Why pick the poem "The Love Song of J. Alfred Prufrock" to base a mock holiday around? The short answer is that my friends and I loved this poem in high school, and it's a locus around which we reminesce about our emotionally intense early exposure to literature. But Prufrock has a number of virtues that I think anyone could appreciate.
On first reading, Prufrock sounds good. It's that simple: its words please the ear. Its hip-hop cadences promise comradery ("Let us go then, you and I"), adventure ("through certain half-deserted streets,/ The muttering retreats/ Of restless nights in one-night cheap hotels") and yet-to-be-revealed secrets ("Oh, do not ask, 'What is it?'"). There's the chanted "decisions and revisions which a minute will reverse", the lament "I grow old ... I grow old ... I shall wear the bottoms of my trousers rolled" and the great question, a balanced scale of alliteration and assonance: "Do I dare to eat a peach?"
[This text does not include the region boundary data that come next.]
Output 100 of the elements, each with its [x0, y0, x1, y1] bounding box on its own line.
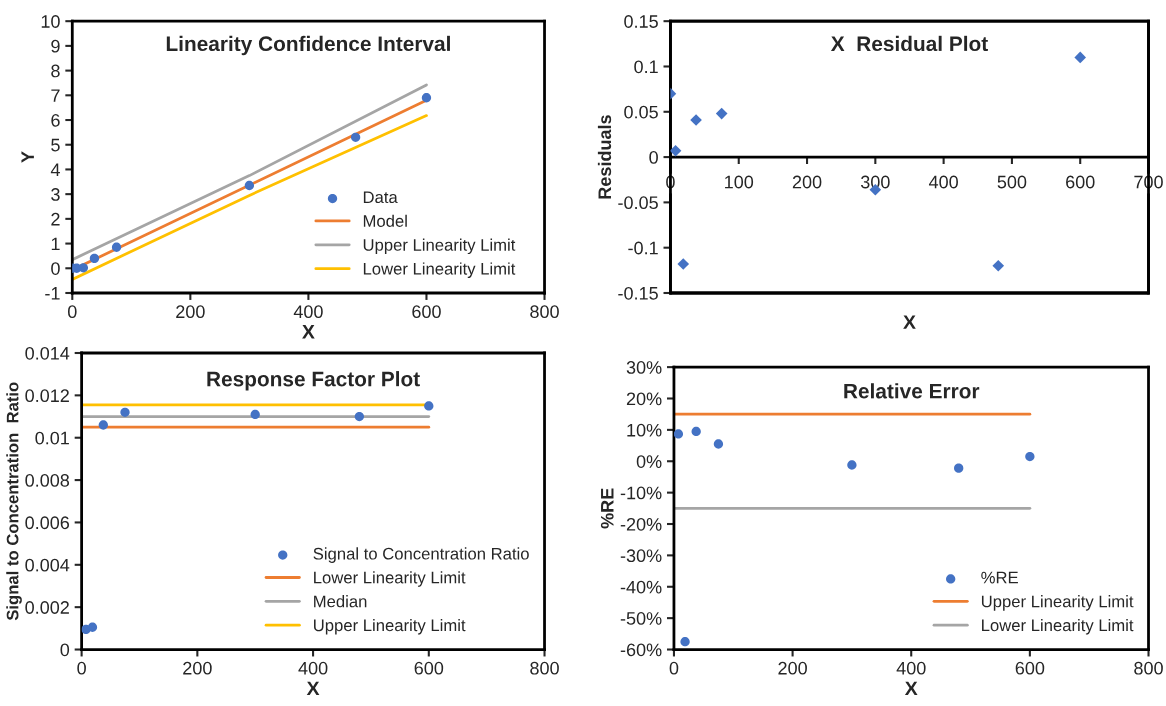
y-tick-label: 3 [51, 188, 60, 201]
y-tick-label: -50% [620, 612, 662, 625]
point [713, 439, 724, 449]
point [350, 132, 361, 142]
x-tick-label: 400 [896, 661, 926, 675]
point [421, 93, 432, 103]
y-tick-label: -10% [620, 486, 662, 500]
y-tick-label: -0.1 [628, 241, 658, 255]
point [89, 253, 100, 264]
x-tick-label: 0 [77, 661, 86, 675]
y-axis-title: Signal to Concentration Ratio [6, 382, 22, 621]
point [98, 420, 108, 430]
y-tick-label: 0.006 [25, 516, 70, 530]
y-tick-label: -20% [620, 517, 662, 531]
y-tick-label: 0.05 [624, 105, 658, 119]
text: Response Factor Plot [207, 371, 420, 391]
y-tick-label: 7 [51, 89, 60, 102]
x-tick-label: 500 [997, 175, 1027, 189]
y-tick-label: 0 [60, 643, 70, 657]
point [244, 180, 255, 191]
x-tick-label: 400 [298, 661, 328, 675]
x-axis-title: X [306, 681, 320, 696]
y-tick-label: 0.012 [25, 389, 69, 403]
x-axis-title: X [904, 681, 918, 696]
x-tick-label: 600 [1066, 175, 1095, 189]
point [677, 258, 690, 270]
y-tick-label: 1 [51, 237, 60, 251]
y-tick-label: 8 [51, 64, 60, 78]
x-tick-label: 400 [928, 175, 958, 189]
y-tick-label: 0.15 [624, 15, 658, 28]
legend-label: Lower Linearity Limit [314, 571, 466, 587]
x-tick-label: 0 [669, 661, 679, 675]
x-tick-label: 600 [414, 661, 444, 675]
point [691, 426, 701, 437]
x-axis-title: X [302, 325, 315, 339]
x-tick-label: 200 [792, 175, 822, 189]
y-tick-label: 0.004 [25, 558, 70, 572]
y-tick-label: 0.008 [25, 474, 70, 487]
point [354, 411, 365, 422]
legend-label: Upper Linearity Limit [981, 595, 1134, 611]
legend-label: Lower Linearity Limit [982, 618, 1134, 635]
x-axis-title: X [903, 315, 916, 329]
y-tick-label: 10 [41, 15, 60, 28]
point [87, 622, 98, 632]
point [111, 242, 122, 252]
y-tick-label: 30% [626, 361, 662, 374]
y-tick-label: 0.002 [25, 601, 69, 614]
legend-label: Median [314, 595, 367, 608]
y-tick-label: -1 [45, 287, 60, 300]
y-tick-label: 2 [51, 212, 60, 226]
point [670, 144, 682, 157]
point [78, 263, 89, 273]
y-tick-label: -0.05 [618, 196, 658, 210]
legend-label: Data [363, 191, 398, 204]
text: X Residual Plot [830, 35, 988, 52]
point [954, 463, 964, 473]
y-tick-label: 10% [627, 423, 662, 437]
y-tick-label: 6 [51, 113, 60, 127]
x-tick-label: 300 [860, 175, 890, 189]
x-tick-label: 800 [1134, 661, 1163, 675]
y-axis-title: Y [21, 151, 34, 163]
point [715, 107, 728, 120]
y-axis-title: Residuals [597, 115, 612, 199]
y-tick-label: 4 [50, 163, 60, 176]
point [424, 401, 434, 411]
x-tick-label: 200 [176, 305, 205, 319]
y-tick-label: -30% [620, 549, 662, 563]
y-tick-label: 9 [51, 39, 60, 53]
y-tick-label: 0.1 [634, 60, 658, 74]
x-tick-label: 800 [530, 305, 559, 319]
x-tick-label: 200 [183, 661, 212, 675]
legend-label: Lower Linearity Limit [363, 262, 516, 278]
legend-label: %RE [981, 571, 1018, 584]
y-tick-label: 0 [649, 151, 658, 164]
y-tick-label: 0 [51, 262, 60, 275]
text: Relative Error [844, 383, 980, 399]
y-tick-label: -40% [620, 580, 662, 594]
y-tick-label: 5 [51, 138, 60, 152]
point [847, 460, 857, 470]
point [673, 429, 684, 439]
legend-label: Signal to Concentration Ratio [313, 547, 529, 563]
legend-label: Upper Linearity Limit [363, 238, 516, 255]
y-axis-title: %RE [600, 488, 614, 529]
point [250, 409, 260, 420]
point [1074, 51, 1087, 64]
legend-label: Upper Linearity Limit [314, 618, 466, 635]
y-tick-label: 20% [626, 392, 662, 406]
legend-label: Model [363, 214, 407, 227]
x-tick-label: 600 [412, 305, 441, 319]
point [992, 260, 1005, 272]
x-tick-label: 100 [725, 175, 754, 189]
y-tick-label: 0% [636, 455, 662, 468]
y-tick-label: 0.014 [25, 346, 70, 360]
x-tick-label: 600 [1015, 661, 1045, 675]
x-tick-label: 800 [530, 661, 559, 675]
text: Linearity Confidence Interval [166, 35, 450, 56]
x-tick-label: 400 [293, 305, 323, 319]
point [680, 637, 690, 647]
y-tick-label: 0.01 [35, 431, 69, 445]
point [120, 407, 130, 417]
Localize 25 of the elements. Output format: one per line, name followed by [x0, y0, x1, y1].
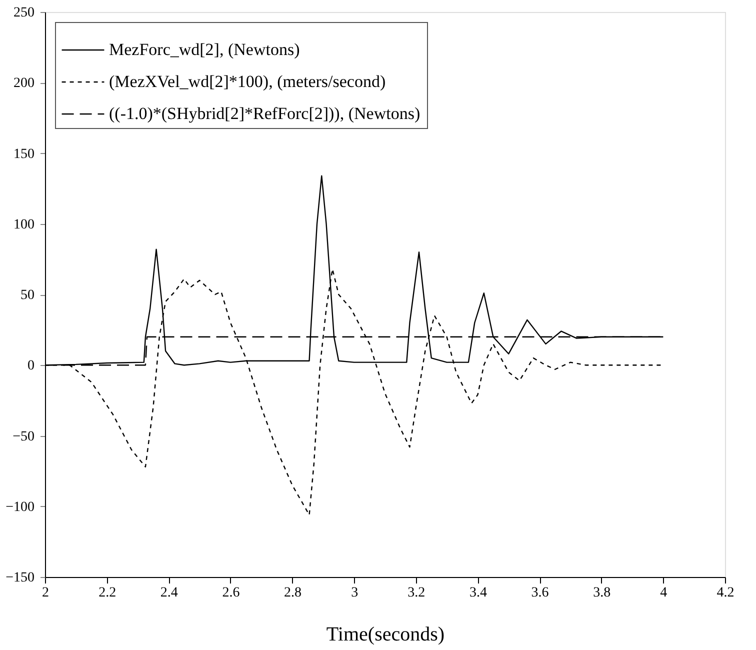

The poem's themes allude to unease and isolation, disappointing romance, and the damnable, inescapable interiority of the mind ("That is not it at all. That is not what I meant, at all.") Yes, alientated teenagers like this sort of thing (I did), but as adults we learn the disturbing, gnawing truth behind the cool styling: We die alone.
Most critics will say that Eliot's greatest poem is "The Waste Land," and I agree with that. But I think Prufrock remains a great work in its own right. The Waste Land is vast; Prufrock is personal. The Waste Land is bankrupt society, Prufrock is the depressed iritability of an evening alone.
Over the past few weeks I've been thinking a lot about sadness: the hurricanes, a devastated New Orleans, the lingering horror of 9-11, the poisoned partisanship of our politics, and a far-off war. Then I've thought about Eliot's poetry and felt strangely comforted.
Today is the 117th anniversary of Eliot's birth. This is my salute.